While this outcome alone is undesirable, the situation is made worse by the fact that Phytophthora-infected plants can also infest the planting site. Even if the affected plant is removed, the pathogen can remain behind in dead root fragments and resistant spores that can infect the next planting. Worse yet, replanting may introduce additional Phytophthora species to the planting site. Because Phytophthora host ranges vary widely, the effective host range of a mixed Phytophthora infestation is usually wider than that of any single species. If a site has a mixed Phytophthora infestation, the list of species that may tolerate or resist infection will become shorter and future planting options may be greatly restricted. Roots of adjacent susceptible host plants that extend into the infested soil can also be infected, increasing the size of the infested area over time. Finally, infested areas can serve a source of pathogen spread to other areas, where either planted or native vegetation may be infected.

What can be done?

As noted above, use of SOS chemicals may mask infected plants by reducing symptom development and expression. To overcome this, a common recommendation is to hold plants for a period after receiving them (6 to 8 weeks is commonly recommended) and then inspect or test the plants at that point. While this may help, the residual activity of these chemicals can be much longer than 8 weeks, especially if plants have been treated at high rates in the nursery. Furthermore, disease activity in the plants will not resume suddenly after a specific date. Generally, disease activity will increase gradually over many weeks or months as the concentration of SOS chemical drops and increasing numbers of roots become infected.

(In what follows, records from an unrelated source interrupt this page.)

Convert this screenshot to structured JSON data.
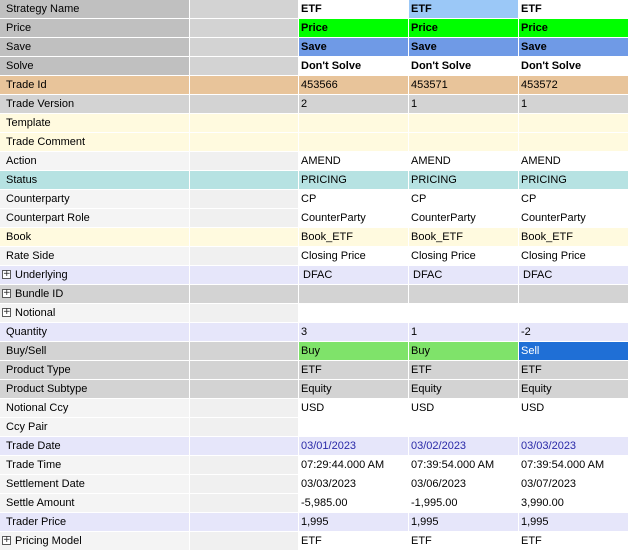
{
  "grid": {
    "rows": [
      {
        "label": "Strategy Name",
        "values": [
          "ETF",
          "ETF",
          "ETF"
        ],
        "style": "strategy"
      },
      {
        "label": "Price",
        "values": [
          "Price",
          "Price",
          "Price"
        ],
        "style": "price"
      },
      {
        "label": "Save",
        "values": [
          "Save",
          "Save",
          "Save"
        ],
        "style": "save"
      },
      {
        "label": "Solve",
        "values": [
          "Don't Solve",
          "Don't Solve",
          "Don't Solve"
        ],
        "style": "solve"
      },
      {
        "label": "Trade Id",
        "values": [
          "453566",
          "453571",
          "453572"
        ],
        "style": "tradeid"
      },
      {
        "label": "Trade Version",
        "values": [
          "2",
          "1",
          "1"
        ],
        "style": "version"
      },
      {
        "label": "Template",
        "values": [
          "",
          "",
          ""
        ],
        "style": "cream"
      },
      {
        "label": "Trade Comment",
        "values": [
          "",
          "",
          ""
        ],
        "style": "cream"
      },
      {
        "label": "Action",
        "values": [
          "AMEND",
          "AMEND",
          "AMEND"
        ],
        "style": "white"
      },
      {
        "label": "Status",
        "values": [
          "PRICING",
          "PRICING",
          "PRICING"
        ],
        "style": "status"
      },
      {
        "label": "Counterparty",
        "values": [
          "CP",
          "CP",
          "CP"
        ],
        "style": "white"
      },
      {
        "label": "Counterpart Role",
        "values": [
          "CounterParty",
          "CounterParty",
          "CounterParty"
        ],
        "style": "white"
      },
      {
        "label": "Book",
        "values": [
          "Book_ETF",
          "Book_ETF",
          "Book_ETF"
        ],
        "style": "cream"
      },
      {
        "label": "Rate Side",
        "values": [
          "Closing Price",
          "Closing Price",
          "Closing Price"
        ],
        "style": "white"
      },
      {
        "label": "Underlying",
        "values": [
          "DFAC",
          "DFAC",
          "DFAC"
        ],
        "style": "lavender",
        "expander": true,
        "indent": true
      },
      {
        "label": "Bundle ID",
        "values": [
          "",
          "",
          ""
        ],
        "style": "gray",
        "expander": true
      },
      {
        "label": "Notional",
        "values": [
          "",
          "",
          ""
        ],
        "style": "white",
        "expander": true
      },
      {
        "label": "Quantity",
        "values": [
          "3",
          "1",
          "-2"
        ],
        "style": "lavender"
      },
      {
        "label": "Buy/Sell",
        "values": [
          "Buy",
          "Buy",
          "Sell"
        ],
        "style": "buysell"
      },
      {
        "label": "Product Type",
        "values": [
          "ETF",
          "ETF",
          "ETF"
        ],
        "style": "gray"
      },
      {
        "label": "Product Subtype",
        "values": [
          "Equity",
          "Equity",
          "Equity"
        ],
        "style": "gray"
      },
      {
        "label": "Notional Ccy",
        "values": [
          "USD",
          "USD",
          "USD"
        ],
        "style": "white"
      },
      {
        "label": "Ccy Pair",
        "values": [
          "",
          "",
          ""
        ],
        "style": "white"
      },
      {
        "label": "Trade Date",
        "values": [
          "03/01/2023",
          "03/02/2023",
          "03/03/2023"
        ],
        "style": "date"
      },
      {
        "label": "Trade Time",
        "values": [
          "07:29:44.000 AM",
          "07:39:54.000 AM",
          "07:39:54.000 AM"
        ],
        "style": "white"
      },
      {
        "label": "Settlement Date",
        "values": [
          "03/03/2023",
          "03/06/2023",
          "03/07/2023"
        ],
        "style": "white"
      },
      {
        "label": "Settle Amount",
        "values": [
          "-5,985.00",
          "-1,995.00",
          "3,990.00"
        ],
        "style": "white"
      },
      {
        "label": "Trader Price",
        "values": [
          "1,995",
          "1,995",
          "1,995"
        ],
        "style": "lavender"
      },
      {
        "label": "Pricing Model",
        "values": [
          "ETF",
          "ETF",
          "ETF"
        ],
        "style": "white",
        "expander": true
      }
    ]
  },
  "colors": {
    "price_green": "#00ff00",
    "save_blue": "#6f9ae6",
    "trade_id_tan": "#e8c49a",
    "status_teal": "#b6e2e2",
    "cream": "#fffadf",
    "lavender": "#e6e6fa",
    "buy_green": "#7fe36a",
    "sell_blue": "#1f6fd6",
    "strategy_selected": "#9bc8f7"
  },
  "icons": {
    "expander": "plus-box-icon",
    "expander_glyph": "+"
  }
}
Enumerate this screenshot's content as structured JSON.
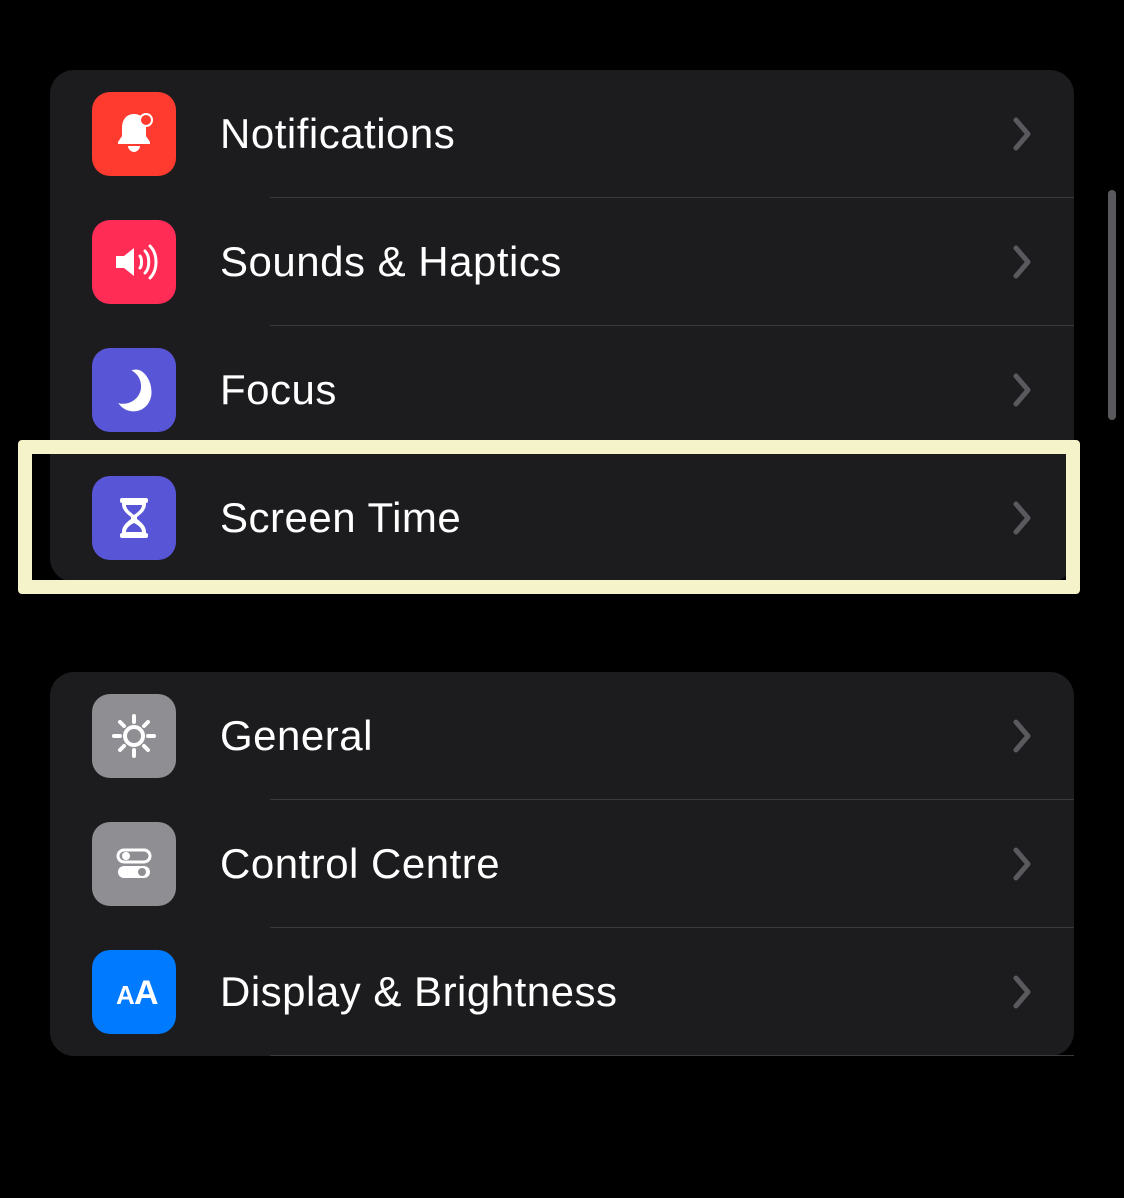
{
  "sections": [
    {
      "rows": [
        {
          "id": "notifications",
          "label": "Notifications",
          "icon": "bell-badge-icon",
          "icon_color": "#ff3b30",
          "highlighted": false
        },
        {
          "id": "sounds-haptics",
          "label": "Sounds & Haptics",
          "icon": "speaker-wave-icon",
          "icon_color": "#ff2d55",
          "highlighted": false
        },
        {
          "id": "focus",
          "label": "Focus",
          "icon": "moon-icon",
          "icon_color": "#5856d6",
          "highlighted": false
        },
        {
          "id": "screen-time",
          "label": "Screen Time",
          "icon": "hourglass-icon",
          "icon_color": "#5856d6",
          "highlighted": true
        }
      ]
    },
    {
      "rows": [
        {
          "id": "general",
          "label": "General",
          "icon": "gear-icon",
          "icon_color": "#8e8e93",
          "highlighted": false
        },
        {
          "id": "control-centre",
          "label": "Control Centre",
          "icon": "toggles-icon",
          "icon_color": "#8e8e93",
          "highlighted": false
        },
        {
          "id": "display-brightness",
          "label": "Display & Brightness",
          "icon": "text-size-icon",
          "icon_color": "#007aff",
          "highlighted": false
        }
      ]
    }
  ],
  "highlight_color": "#f4f3ca"
}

Rates of disease progress and symptom expression will also vary with temperature, water regime, and other environmental factors. Finally, many drought-tolerant California native plants can sustain very high levels of Phytophthora root rot without showing obvious shoot symptoms. To increase chances of detecting Phytophthora in plants that may have been treated with SOS chemicals, a holding period of at least 3 to 4 months is recommended, followed by a sensitive testing method such as baiting.


What’s the bottom line for purchasers of nursery stock and nurseries that want to produce Phytophthora-free stock?

1. If a nursery has Phytophthora-infected plants, using SOS chemicals will not “clean up” the stock. Infected stock + SOS chemical = infected stock.

2. If a nursery is following a systems approach to clean plant production, SOS chemicals are not necessary. No pathogen = no disease.

3. Using chemicals to suppress Phytophthora in nurseries can thwart the quality-control testing that is needed to quickly identify and eradicate any Phytophthora infestation that may arise though lapses in a clean production system.

In effect, SOS chemicals have allowed nurseries to ignore clean production practices that exclude Phytophthora and adopt suppression as their main disease management strategy. As a result, the use of SOS chemicals by nurseries may actually increase the likelihood that the stock is infected by Phytophthora . A full systems approach to producing clean nursery stock provides the best route for producing Phytophthora -free plants (see Best Management Practices (BMPs) for Producing Clean Nursery Stock). Nurseries following this approach will not need to use SOS chemicals to “save our stuff”.

Figure 1. Growth suppression of a P. cinnamomi isolate by varying concentrations of metalaxyl. ED50 and ED90 values plotted in graph indicate concentrations that suppress colony growth by 50% and 90%, repectively. Most established residues for metalaxyl on food crops are in the shaded range shown in the graph. This isolate is sensitive to metalaxyl. Metalaxyl-resistant strains can grow with minimal suppression at metalaxyl concentrations of 100 µg/ml or more. Metalaxyl treatment will not suppress disease in a plant infected with a metalaxyl-resistant strain.